María José Vallejos, forma parte del equipo de profesores particulares de Sácate un 7. Aquí te presentamos lo que nos contó de su experiencia como tutora.
Lo escuché nombrar varias veces en mi universidad, sin animarme, hasta que un día vi un anuncio en internet y me dio curiosidad la idea de poder hacer clases particulares y cumplir un sueño, por lo que ingresé a la página web y postulé para ver qué pasaba.
- Ya llevas un tiempo haciendo clases particulares, ¿qué buscas transmitirles a tus alumnos?
Busco siempre su motivación, más que por materias formales, por aprender. Que se conviertan en seres humanos activos, pensantes dentro de la sociedad… que se sientan capaces de lograr lo que se propongan. Creo que la falta de motivación es una de las principales falencias en la educación.
- ¿Crees que esta experiencia como tutora te ha ayudado en tu carrera?
Sí, por supuesto. No es una tarea tan fácil ser tutora y comprometerte con la educación de una persona, pero cuando uno logra transmitir el espíritu de lo que hace, es realmente reconfortante y, por supuesto, uno se motiva a aprender más y a enseñar más. Y por qué no decirlo, también a encontrar direcciones, en mi caso, dedicarme a la docencia.
- ¿Le recomendarías a otros universitarios ser profesores particulares?
De todas maneras. Pueden ganar dinero, conocer muchas personas, desarrollar un montón de habilidades para poder enseñar, ya que cada desafío que se presenta es una nueva oportunidad para aprender. Es una experiencia muy llenadora.

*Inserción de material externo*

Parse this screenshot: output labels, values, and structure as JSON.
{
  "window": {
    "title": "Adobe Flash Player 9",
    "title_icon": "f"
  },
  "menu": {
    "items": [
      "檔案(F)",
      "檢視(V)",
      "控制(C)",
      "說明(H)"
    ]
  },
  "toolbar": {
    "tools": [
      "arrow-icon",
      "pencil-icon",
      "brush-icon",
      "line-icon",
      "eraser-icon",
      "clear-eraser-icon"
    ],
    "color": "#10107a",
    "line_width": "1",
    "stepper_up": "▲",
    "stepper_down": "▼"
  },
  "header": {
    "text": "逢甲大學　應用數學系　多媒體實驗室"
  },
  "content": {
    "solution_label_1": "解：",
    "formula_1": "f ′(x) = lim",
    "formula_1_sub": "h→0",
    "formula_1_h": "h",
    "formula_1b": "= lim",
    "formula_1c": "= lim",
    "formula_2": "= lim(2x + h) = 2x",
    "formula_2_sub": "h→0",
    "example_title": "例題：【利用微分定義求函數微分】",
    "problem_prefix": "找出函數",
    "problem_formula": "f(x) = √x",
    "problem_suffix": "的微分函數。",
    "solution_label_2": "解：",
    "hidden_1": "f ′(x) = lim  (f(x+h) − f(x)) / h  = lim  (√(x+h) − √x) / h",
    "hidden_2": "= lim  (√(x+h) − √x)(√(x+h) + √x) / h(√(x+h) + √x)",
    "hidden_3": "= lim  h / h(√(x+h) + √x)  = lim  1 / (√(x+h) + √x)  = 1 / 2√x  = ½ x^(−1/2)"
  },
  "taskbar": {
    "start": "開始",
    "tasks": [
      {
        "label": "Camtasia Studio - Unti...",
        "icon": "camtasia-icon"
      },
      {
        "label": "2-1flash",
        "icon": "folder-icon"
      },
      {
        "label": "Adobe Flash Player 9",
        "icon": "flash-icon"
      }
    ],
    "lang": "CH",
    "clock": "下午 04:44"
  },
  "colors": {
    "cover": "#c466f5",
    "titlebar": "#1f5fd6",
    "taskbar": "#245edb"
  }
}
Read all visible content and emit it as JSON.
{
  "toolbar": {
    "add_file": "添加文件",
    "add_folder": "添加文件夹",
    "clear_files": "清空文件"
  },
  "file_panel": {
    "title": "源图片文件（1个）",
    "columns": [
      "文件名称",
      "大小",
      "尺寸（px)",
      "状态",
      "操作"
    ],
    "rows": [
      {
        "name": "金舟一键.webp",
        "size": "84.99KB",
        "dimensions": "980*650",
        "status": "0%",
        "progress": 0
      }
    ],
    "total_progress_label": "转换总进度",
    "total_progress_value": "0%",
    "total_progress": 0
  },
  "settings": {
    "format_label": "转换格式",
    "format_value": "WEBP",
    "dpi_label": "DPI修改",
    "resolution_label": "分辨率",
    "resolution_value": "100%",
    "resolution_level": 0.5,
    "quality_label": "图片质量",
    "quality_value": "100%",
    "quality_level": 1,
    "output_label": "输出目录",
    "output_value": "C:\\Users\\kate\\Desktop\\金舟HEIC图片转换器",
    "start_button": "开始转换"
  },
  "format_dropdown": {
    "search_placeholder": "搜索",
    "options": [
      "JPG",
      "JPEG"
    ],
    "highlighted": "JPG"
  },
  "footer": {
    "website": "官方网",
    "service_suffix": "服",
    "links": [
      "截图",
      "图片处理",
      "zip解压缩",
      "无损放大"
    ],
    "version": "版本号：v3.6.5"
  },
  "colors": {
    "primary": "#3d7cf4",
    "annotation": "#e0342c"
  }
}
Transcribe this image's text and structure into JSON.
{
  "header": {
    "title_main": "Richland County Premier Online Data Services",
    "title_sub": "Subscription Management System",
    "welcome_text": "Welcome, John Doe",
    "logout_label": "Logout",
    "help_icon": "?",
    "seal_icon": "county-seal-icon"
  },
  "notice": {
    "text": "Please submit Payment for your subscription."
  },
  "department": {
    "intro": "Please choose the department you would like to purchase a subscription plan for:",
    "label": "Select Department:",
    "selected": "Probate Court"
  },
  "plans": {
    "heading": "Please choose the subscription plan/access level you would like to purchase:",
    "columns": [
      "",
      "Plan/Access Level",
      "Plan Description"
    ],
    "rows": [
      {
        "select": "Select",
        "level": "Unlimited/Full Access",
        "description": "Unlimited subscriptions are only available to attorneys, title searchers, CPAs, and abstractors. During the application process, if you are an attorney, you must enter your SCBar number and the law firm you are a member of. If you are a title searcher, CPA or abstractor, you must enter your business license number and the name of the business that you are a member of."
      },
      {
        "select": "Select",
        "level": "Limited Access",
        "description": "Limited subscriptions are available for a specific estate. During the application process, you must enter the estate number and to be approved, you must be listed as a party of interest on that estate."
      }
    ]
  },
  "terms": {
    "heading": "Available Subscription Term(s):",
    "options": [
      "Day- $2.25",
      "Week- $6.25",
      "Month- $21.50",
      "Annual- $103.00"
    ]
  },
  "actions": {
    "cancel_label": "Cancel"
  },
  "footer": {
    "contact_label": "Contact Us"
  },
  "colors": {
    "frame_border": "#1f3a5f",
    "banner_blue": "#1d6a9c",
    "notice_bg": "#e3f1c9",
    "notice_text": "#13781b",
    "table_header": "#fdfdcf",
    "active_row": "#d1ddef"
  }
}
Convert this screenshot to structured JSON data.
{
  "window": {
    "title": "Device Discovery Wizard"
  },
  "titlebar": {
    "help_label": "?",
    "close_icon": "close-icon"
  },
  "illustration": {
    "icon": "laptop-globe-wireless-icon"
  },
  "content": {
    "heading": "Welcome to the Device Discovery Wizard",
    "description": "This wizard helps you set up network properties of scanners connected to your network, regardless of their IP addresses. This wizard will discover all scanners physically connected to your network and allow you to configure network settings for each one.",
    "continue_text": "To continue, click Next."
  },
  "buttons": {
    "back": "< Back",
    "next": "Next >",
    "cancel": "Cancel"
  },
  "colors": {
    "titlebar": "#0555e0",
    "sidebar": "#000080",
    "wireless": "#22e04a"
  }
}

- ¿Ha sido complicado llevar estas dos actividades de tutor y estudiante universitario?
En general, no, pero a veces uno se involucra más de la cuenta en sus obligaciones y quiere rendir bien en ambos aspectos. Claramente trabajar, añade una carga extra a lo académico y, en ese sentido, hay que ponerse bien las pilas, pero se puede. Yo lo recomiendo cien por ciento.